Moreover, this final section forces the reader to empathize not only with Fabiola’s family and people like Kasim who are trying to do better for themselves, but also with one of the book’s main antagonists: Dray. But after reading Dray’s story, the reader is left to wonder: Is Dray really the antagonist? Or is are the true antagonists the poverty, the behaviors of adults, and the systemic racism that lock children into patterns of violence? This section also alludes to the anger over police killings of black men and women in the US today. When the people of Detroit march in the streets protesting Kasim’s death, this moment echoes the real-life protests in the black community over police brutality.
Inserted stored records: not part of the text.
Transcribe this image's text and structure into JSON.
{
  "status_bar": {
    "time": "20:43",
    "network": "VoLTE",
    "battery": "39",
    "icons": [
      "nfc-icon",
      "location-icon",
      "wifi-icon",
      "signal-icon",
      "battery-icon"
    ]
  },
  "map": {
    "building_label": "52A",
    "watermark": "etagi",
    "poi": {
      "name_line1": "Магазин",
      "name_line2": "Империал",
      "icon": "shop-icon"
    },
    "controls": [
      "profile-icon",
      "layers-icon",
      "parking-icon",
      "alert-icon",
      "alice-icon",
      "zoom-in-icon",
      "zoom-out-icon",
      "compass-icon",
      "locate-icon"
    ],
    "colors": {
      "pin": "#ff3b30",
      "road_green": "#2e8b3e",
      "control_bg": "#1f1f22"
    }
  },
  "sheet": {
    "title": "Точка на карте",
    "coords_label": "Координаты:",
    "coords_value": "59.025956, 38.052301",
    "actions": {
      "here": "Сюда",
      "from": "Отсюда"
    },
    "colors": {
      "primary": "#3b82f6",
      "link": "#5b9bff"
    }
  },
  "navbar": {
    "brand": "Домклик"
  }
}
The five senses—touch, smell, taste, feel, and sight—continue to play an important role in this section, along with the ever present motif of color and literary devices like metaphors. Fabiola describes the smell of weed in Dray’s car, and that smell associates Dray with the sale of drugs. Likewise, Fabiola associates Detective Stevens with the smell of “coffee and cigarettes” (319). Throughout book, Fabiola repeatedly refers to the unforgiving, cold air of Detroit. Once the bloodshed surrounding Kasim and Dray’s deaths is over, the family’s chance for a fresh start is symbolized in their white clothes and in the fresh, cold snow that falls around them.